Cyclooxygenase-1
(COX-1) and its isozyme COX-2 are key enzymes
in the syntheses of prostanoids. Imaging of COX-1 and COX-2 selective
radioligands with positron emission tomography (PET) may clarify how
these enzymes are involved in inflammatory conditions and assist in
the discovery of improved anti-inflammatory drugs. We have previously
labeled the selective high-affinity COX-1 ligand, 1,5-bis(4-methoxyphenyl)-3-(2,2,2-trifluoroethoxy)-1H-1,2,4-triazole (PS13), with carbon-11 (t
1/2 = 20.4 min). This radioligand ([11C]PS13)
has been successful for PET imaging of COX-1 in monkey and human brain
and in periphery. [11C]PS13 is being used in clinical investigations.
Alternative labeling of PS13 with fluorine-18 (t
1/2 = 109.8 min) is desirable to provide a longer-lived radioligand
in high activity that might be readily distributed among imaging centers.

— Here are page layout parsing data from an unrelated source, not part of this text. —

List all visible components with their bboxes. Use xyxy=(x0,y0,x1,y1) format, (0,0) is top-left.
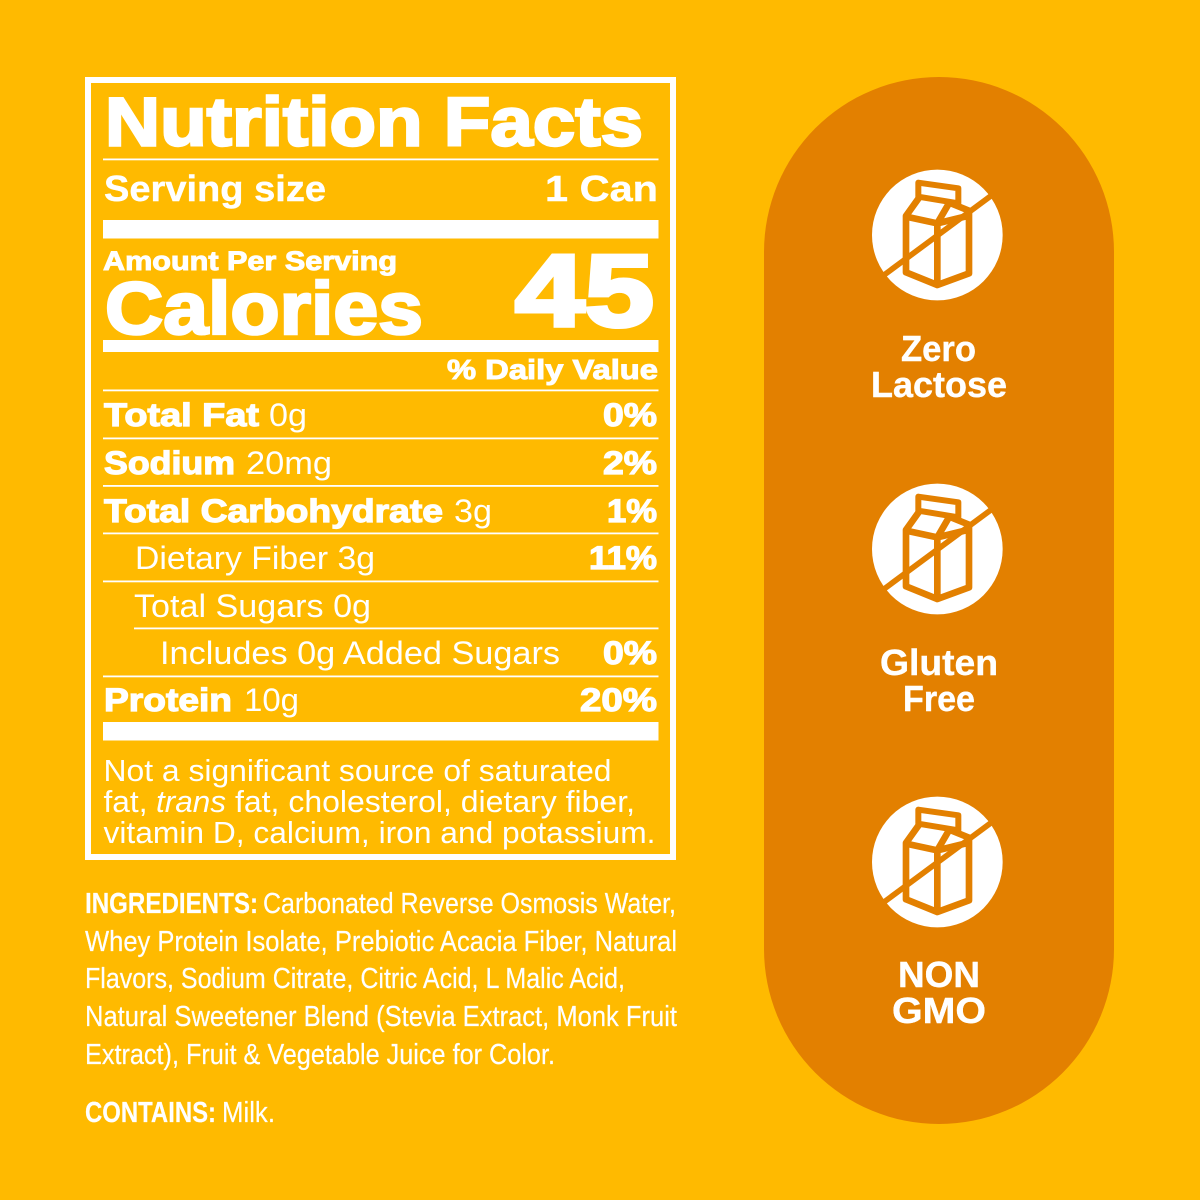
row: total fat: Total Fat xyxy=(104,397,259,433)
row: protein xyxy=(104,682,657,718)
row: total carbohydrate: 3g xyxy=(454,493,492,529)
amount per serving: Amount Per Serving xyxy=(103,246,397,276)
row: added sugars: 0% xyxy=(603,635,657,671)
row: protein: 20% xyxy=(580,682,657,718)
row: total carbohydrate xyxy=(104,493,657,529)
icon: no lactose milk carton xyxy=(872,170,1003,300)
row: sodium: 2% xyxy=(603,445,657,481)
row: sodium: 20mg xyxy=(246,445,332,481)
calories value: 45 xyxy=(515,234,654,348)
row: sodium: Sodium xyxy=(104,445,235,481)
heading: Nutrition Facts: Nutrition Facts xyxy=(105,84,643,160)
daily value heading: % Daily Value xyxy=(447,354,658,385)
footnote: vitamin D, calcium, iron and potassium. xyxy=(104,815,656,850)
row: dietary fiber: Dietary Fiber 3g xyxy=(135,540,375,576)
row: protein: Protein xyxy=(104,682,232,718)
serving size row: 1 Can xyxy=(545,168,658,209)
label: zero lactose xyxy=(871,328,1007,405)
calories label: Calories xyxy=(105,267,423,350)
row: total sugars: Total Sugars 0g xyxy=(134,588,371,624)
ingredients text xyxy=(85,888,677,1071)
row: total carbohydrate: Total Carbohydrate xyxy=(104,493,443,529)
serving size row: Serving size xyxy=(104,168,326,209)
row: protein: 10g xyxy=(244,682,299,718)
ingredients text: Extract), Fruit & Vegetable Juice for Color. xyxy=(85,1039,555,1071)
row: sodium xyxy=(104,445,657,481)
label: zero lactose: Lactose xyxy=(871,364,1007,405)
label: gluten free: Gluten xyxy=(880,642,998,683)
icon: non gmo milk carton xyxy=(872,797,1003,927)
footnote: trans xyxy=(156,784,226,819)
label: non gmo: NON xyxy=(898,954,980,995)
row: total fat: 0% xyxy=(603,397,657,433)
footnote: Not a significant source of saturated xyxy=(104,753,612,788)
ingredients text: Flavors, Sodium Citrate, Citric Acid, L Malic Acid, xyxy=(85,963,625,995)
ingredients text: Whey Protein Isolate, Prebiotic Acacia Fiber, Natural xyxy=(85,926,677,958)
contains text: CONTAINS: xyxy=(85,1097,216,1129)
row: added sugars: Includes 0g Added Sugars xyxy=(160,635,560,671)
ingredients text: Carbonated Reverse Osmosis Water, xyxy=(263,888,676,920)
panel: nutrition facts label xyxy=(88,80,673,857)
contains text: Milk. xyxy=(222,1097,275,1129)
panel: dietary claims pill xyxy=(764,77,1114,1124)
label: non gmo: GMO xyxy=(892,990,986,1031)
footnote: fat, cholesterol, dietary fiber, xyxy=(235,784,635,819)
label: gluten free xyxy=(880,642,998,719)
label: non gmo xyxy=(892,954,986,1031)
row: total fat xyxy=(104,397,657,433)
ingredients text: INGREDIENTS: xyxy=(85,888,258,920)
row: total carbohydrate: 1% xyxy=(607,493,657,529)
ingredients text: Natural Sweetener Blend (Stevia Extract, Monk Fruit xyxy=(85,1001,677,1033)
footnote xyxy=(104,753,656,850)
label border xyxy=(88,80,673,857)
row: dietary fiber xyxy=(135,540,657,576)
icon: gluten free milk carton xyxy=(872,484,1003,614)
row: dietary fiber: 11% xyxy=(589,540,657,576)
row: total fat: 0g xyxy=(269,397,307,433)
footnote: fat, xyxy=(104,784,148,819)
label: zero lactose: Zero xyxy=(901,328,976,369)
label: gluten free: Free xyxy=(903,678,975,719)
serving size row xyxy=(104,168,658,209)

However, labeling of PS13 in its 1,1,1-trifluoroethoxy group is a
radiochemical challenge. Here we assess two labeling approaches based
on nucleophilic addition of cyclotron-produced [18F]fluoride
ion to gem-difluorovinyl precursors, either to label
PS13 in one step or to produce [18F]2,2,2-trifluoroethyl p-toluenesulfonate for labeling a hydroxyl precursor. From
the latter two-step approach, we obtained [18F]PS13 ready
for intravenous injection in a decay-corrected radiochemical yield
of 7.9% and with a molar activity of up to 7.9 GBq/μmol. PET
imaging of monkey brain with [18F]PS13 shows that this
radioligand can specifically image and quantify COX-1 without radiodefluorination
but with some radioactivity uptake in skull, ascribed to red bone
marrow. The development of a new procedure for labeling PS13 with
fluorine-18 at a higher molar activity is, however, desirable to suppress
occupancy of COX-1 by carrier at baseline.